Christian Movement calls for free elections amid protests in Cuba People take part in a demonstration against the government of Cuban President Miguel Diaz-Canel in Havana on July 11. Photo: AFP/UCAnews

On Sunday, July 11, the Christian Liberation Movement (MCL) called on Cubans to continue to pressure Cuban communist authorities to open general elections after thousands of people took the streets of major local cities to protest the unprecedented scarcity of essentials and the death rate produced by Covid-19.

After months of food and medicine shortages and the collapse of hospitals due to the pandemic, thousands of Cubans took to the streets shouting “Down with the dictatorship!”, “Homeland and life!”, “We want vaccines!”, and “We are not afraid!”, in the largest demonstrations that ever occurred in more than 60 years of Communist rule.

Protesters in some regions marched with the image of Our Lady of Charity, the national Marian advocate of Cuba.

Eduardo Cardet Concepción, National Coordinator of the MCL, released a statement received by ACI Prensa, saying that “thousands of Cubans are in the streets today peacefully demonstrating, demanding freedom and an end to repression and misery”. They are doing so, said MCL, “in order for the tyranny to end”.

“The MCL, as part of this people tired of oppression and injustice, is fully identified with their desires. We support our brothers and sisters of the Christian Liberation Movement and all Cubans who demonstrate peacefully, making use of this legitimate right,” the statement said.

The statement demands “the release of political prisoners, the annulment of the repressive laws against freedom, recognition of economic rights of free enterprise for Cubans, recognition of each Cuban’s – inside and outside the island – right to vote and to be elected.”

Statement

The statement concluded with the demands “[t]o hold elections with all these guarantees” and “Freedom Now!”

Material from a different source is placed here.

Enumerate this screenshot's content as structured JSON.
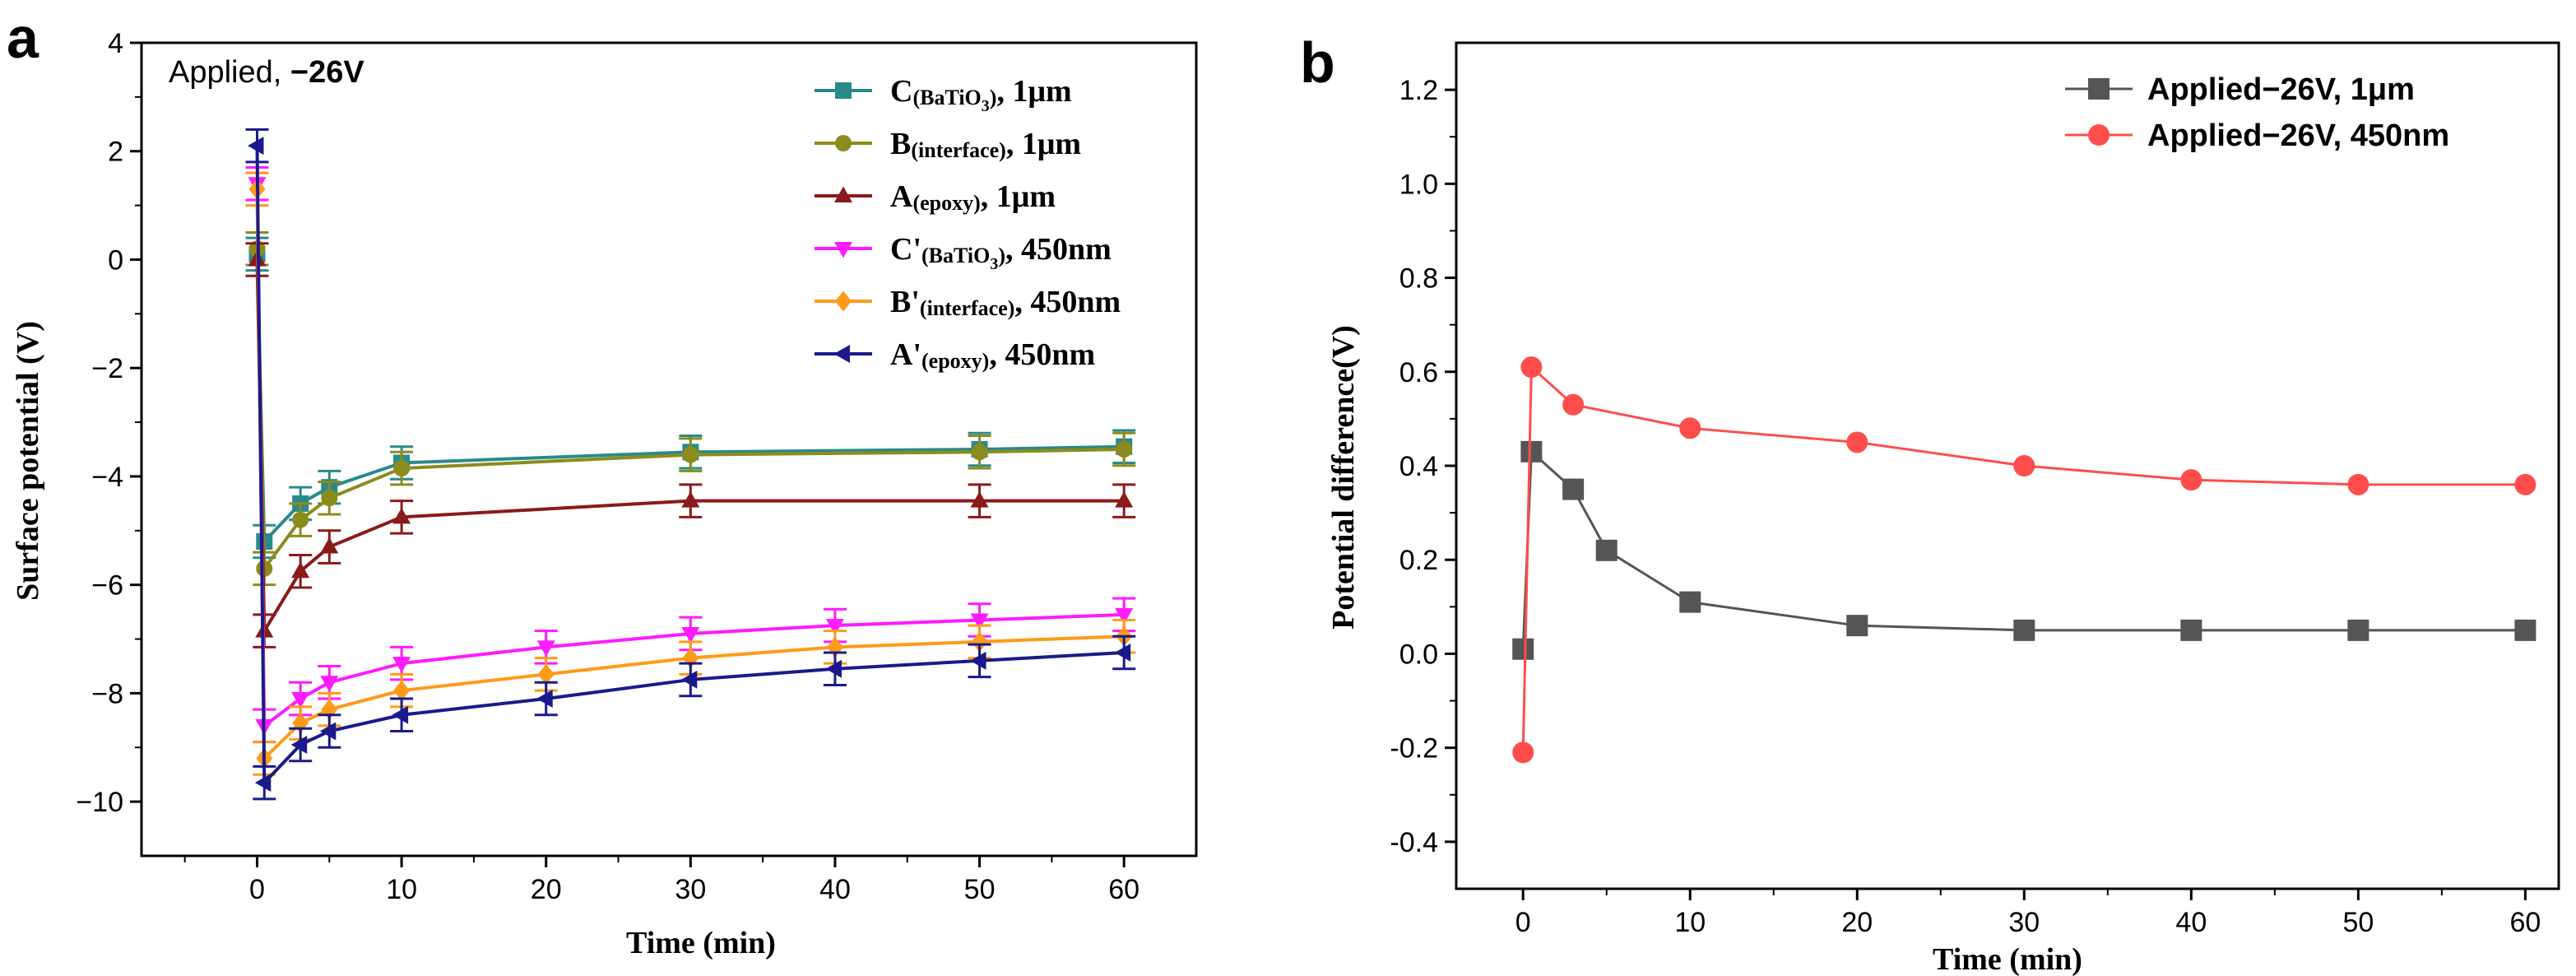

The MCL was founded by Catholic dissident Oswaldo Payá Sardiñas in 1988 to achieve a peaceful democratic reform in Cuba, explicitly inspired by the social doctrine of the Church. Taking advantage of a loophole in the Communist constitution, Mr Payá organised a collection of signatures to introduce democracy in Cuba. As a consequence, the movement was persecuted nationwide and 42 of its leaders ended up in prison during the 2003 wave of repression known as the “Cuban Spring”.

On July 22, 2012, Mr Payá and another MCL leader, Harold Cepero, were killed in a car accident in suspicious circumstances.

The Sunday wave of protests started in the western town of San Antonio de los Baños and promptly spread across the island to Havana and the eastern city of Santiago de Cuba.

In a message on radio and television, the president of Cuba, Miguel Díaz Canel, blamed most of the unrest on the US and called upon “all the revolutionaries in the country, all communists, to take to the streets and go to the places where these provocations are going to occur” to counteract protests, thus sparking fear of a civil confrontation.